The plane is similar to the one that was allegedly gunned down last spring when it was being used to monitor hunting.

It later transpired in Parliament that neither the police nor Transport Malta had granted CABS permission to fly the drone, which hunters complained was used to spy on them.

This time the drone is only on offer to the police and will not be used by CABS volunteers.

CABS press officer Axel Hirschfeld said the committee made the offer to Police Commissioner John Rizzo a month ago but no reply has been received yet.

“There are still two weeks to go and I hope Mr Rizzo will accept the offer.

“I think that if used within the framework of police operations it will be a very good thing.”

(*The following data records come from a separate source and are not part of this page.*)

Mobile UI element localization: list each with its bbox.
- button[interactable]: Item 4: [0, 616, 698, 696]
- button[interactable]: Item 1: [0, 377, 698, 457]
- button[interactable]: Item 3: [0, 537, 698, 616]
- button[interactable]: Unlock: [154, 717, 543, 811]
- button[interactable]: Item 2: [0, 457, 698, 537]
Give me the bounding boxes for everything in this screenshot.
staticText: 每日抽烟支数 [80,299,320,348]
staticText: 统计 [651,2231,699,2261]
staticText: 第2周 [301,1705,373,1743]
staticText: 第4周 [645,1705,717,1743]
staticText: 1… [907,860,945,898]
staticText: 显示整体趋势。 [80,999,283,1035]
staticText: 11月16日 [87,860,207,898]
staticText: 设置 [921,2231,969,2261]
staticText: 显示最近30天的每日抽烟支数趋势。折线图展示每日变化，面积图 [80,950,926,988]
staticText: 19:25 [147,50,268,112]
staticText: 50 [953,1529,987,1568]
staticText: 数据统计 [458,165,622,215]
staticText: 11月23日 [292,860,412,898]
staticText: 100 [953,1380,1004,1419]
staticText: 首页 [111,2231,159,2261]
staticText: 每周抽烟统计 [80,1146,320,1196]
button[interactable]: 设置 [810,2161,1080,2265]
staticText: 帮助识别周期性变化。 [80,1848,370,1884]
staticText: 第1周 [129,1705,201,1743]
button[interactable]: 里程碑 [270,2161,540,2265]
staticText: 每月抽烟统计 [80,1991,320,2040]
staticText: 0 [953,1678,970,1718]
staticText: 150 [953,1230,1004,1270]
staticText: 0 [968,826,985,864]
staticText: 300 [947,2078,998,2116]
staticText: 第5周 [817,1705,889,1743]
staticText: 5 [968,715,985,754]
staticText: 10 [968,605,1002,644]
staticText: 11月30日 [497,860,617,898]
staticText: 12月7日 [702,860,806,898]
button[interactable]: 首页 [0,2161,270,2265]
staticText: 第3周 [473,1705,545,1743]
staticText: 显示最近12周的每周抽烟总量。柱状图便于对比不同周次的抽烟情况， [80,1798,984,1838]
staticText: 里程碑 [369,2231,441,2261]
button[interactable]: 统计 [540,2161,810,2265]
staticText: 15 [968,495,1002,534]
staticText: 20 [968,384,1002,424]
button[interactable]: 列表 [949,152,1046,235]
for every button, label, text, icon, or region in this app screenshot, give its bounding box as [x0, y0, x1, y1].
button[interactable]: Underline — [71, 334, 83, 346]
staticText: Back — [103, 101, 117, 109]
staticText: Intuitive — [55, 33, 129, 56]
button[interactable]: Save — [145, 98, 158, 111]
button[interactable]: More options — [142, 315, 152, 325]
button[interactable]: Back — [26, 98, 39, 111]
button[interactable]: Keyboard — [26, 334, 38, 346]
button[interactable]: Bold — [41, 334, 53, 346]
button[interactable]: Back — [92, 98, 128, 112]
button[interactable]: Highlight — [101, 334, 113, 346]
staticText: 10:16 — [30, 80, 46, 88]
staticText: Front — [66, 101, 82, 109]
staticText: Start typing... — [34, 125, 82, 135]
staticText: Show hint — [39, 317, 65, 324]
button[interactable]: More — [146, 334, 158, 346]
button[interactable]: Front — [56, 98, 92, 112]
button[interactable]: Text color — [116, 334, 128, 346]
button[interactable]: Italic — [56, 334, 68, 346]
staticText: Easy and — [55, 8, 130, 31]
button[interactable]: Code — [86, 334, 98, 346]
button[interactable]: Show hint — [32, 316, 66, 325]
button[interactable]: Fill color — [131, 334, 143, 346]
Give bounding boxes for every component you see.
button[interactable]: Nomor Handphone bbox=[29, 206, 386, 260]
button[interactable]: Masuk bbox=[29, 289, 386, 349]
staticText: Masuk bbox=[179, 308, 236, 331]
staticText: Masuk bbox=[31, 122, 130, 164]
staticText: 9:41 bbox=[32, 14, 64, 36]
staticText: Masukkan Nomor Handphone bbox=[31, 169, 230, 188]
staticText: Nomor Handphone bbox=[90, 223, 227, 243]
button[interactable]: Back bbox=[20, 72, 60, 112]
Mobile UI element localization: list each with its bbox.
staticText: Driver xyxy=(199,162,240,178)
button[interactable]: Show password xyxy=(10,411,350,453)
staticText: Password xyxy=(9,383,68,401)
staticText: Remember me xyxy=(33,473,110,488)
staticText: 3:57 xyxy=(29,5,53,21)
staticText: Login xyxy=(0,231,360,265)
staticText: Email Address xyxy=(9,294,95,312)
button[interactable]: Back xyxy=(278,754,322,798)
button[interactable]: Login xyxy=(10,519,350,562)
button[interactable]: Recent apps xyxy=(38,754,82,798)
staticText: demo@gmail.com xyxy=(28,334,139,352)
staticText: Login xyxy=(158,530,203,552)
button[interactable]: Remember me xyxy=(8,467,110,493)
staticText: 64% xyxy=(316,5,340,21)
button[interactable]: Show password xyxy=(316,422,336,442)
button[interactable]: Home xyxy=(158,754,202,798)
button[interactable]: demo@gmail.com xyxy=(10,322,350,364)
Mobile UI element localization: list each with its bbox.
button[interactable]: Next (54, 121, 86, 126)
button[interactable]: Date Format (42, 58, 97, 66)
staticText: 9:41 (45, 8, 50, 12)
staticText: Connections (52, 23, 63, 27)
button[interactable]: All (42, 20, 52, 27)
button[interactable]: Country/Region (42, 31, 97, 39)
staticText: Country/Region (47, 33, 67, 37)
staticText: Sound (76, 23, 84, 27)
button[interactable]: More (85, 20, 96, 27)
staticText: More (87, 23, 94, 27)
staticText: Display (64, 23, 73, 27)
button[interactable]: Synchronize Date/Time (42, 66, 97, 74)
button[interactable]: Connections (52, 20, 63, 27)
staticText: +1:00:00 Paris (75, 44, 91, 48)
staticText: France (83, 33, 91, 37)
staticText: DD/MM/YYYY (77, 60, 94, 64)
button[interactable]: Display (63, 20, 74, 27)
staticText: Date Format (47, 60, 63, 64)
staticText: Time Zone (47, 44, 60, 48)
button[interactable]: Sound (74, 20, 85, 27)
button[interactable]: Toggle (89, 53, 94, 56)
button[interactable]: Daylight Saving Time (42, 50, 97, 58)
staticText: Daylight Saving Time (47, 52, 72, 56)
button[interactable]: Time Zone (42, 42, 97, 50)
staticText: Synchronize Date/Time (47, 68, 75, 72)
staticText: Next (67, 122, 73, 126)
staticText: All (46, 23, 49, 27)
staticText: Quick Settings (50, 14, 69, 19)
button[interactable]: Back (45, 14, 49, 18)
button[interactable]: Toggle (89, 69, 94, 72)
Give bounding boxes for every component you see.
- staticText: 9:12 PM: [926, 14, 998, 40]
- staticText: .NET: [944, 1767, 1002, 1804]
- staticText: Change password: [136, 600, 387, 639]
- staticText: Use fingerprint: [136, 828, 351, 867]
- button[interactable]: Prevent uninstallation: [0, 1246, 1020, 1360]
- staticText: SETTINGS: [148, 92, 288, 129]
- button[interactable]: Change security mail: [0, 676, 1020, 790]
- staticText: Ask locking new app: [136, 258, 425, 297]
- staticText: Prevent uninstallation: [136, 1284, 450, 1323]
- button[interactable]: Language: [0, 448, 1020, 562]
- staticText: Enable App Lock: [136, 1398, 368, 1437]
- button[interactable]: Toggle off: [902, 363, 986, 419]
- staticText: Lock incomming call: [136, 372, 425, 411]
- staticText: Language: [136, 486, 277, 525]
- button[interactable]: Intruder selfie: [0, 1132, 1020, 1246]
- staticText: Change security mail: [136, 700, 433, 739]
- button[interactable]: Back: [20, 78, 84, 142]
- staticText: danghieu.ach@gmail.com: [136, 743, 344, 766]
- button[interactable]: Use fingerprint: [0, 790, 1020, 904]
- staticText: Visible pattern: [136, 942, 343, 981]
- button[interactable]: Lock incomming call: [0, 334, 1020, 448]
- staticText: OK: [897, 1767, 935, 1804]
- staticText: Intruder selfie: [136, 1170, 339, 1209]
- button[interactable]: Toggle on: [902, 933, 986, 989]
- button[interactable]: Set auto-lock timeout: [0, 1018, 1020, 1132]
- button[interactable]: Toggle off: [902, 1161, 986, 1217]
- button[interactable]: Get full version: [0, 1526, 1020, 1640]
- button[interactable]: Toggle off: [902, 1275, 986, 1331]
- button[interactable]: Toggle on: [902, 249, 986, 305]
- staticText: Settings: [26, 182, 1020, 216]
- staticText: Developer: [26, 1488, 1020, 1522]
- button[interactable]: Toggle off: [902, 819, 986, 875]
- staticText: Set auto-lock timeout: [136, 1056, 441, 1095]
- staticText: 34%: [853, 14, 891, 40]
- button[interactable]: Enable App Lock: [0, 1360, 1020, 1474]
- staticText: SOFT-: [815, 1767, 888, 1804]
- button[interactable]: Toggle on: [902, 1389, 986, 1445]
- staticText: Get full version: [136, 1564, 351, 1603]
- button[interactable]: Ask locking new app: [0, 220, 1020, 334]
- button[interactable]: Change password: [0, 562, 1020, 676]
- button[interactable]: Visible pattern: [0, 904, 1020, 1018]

CABS is returning to Malta well-equipped for the autumn hunting season, which opens tomorrow.

Some 32 bird guards will be deployed on the islands for three weeks, and some of them will be stationed in Gozo because administration and law enforcement officers have restricted operations there, it said.

Equipped with video cameras and high-performance spotting scopes, the guards, which include volunteers from Germany, Ireland, Italy, Malta, the UK and the US will launch operation Honey Buzzard to monitor flight paths and night roosts of birds of prey, storks and herons.

They will report illegal hunting to the police and check on illegal clap nets and cage traps for turtle doves, quails and other protected species.

The autumn hunting season will end on January 31, just as in 2011.

CABS welcomed the news that, during the last two weeks of September, hunting will not be allowed between 3 p.m. and two hours before sunrise the following day. The government said this was to protect migrating raptors.

But CABS is “appalled” by the Ornis Committee’s recommendation to permit trapping golden plover in clap nets this year.

It pointed out that the use of clap nets, banned under the EU Bird Protection Guidelines, required a derogation. If issued, Malta “will certainly be strictly scrutinised by the European Commission”.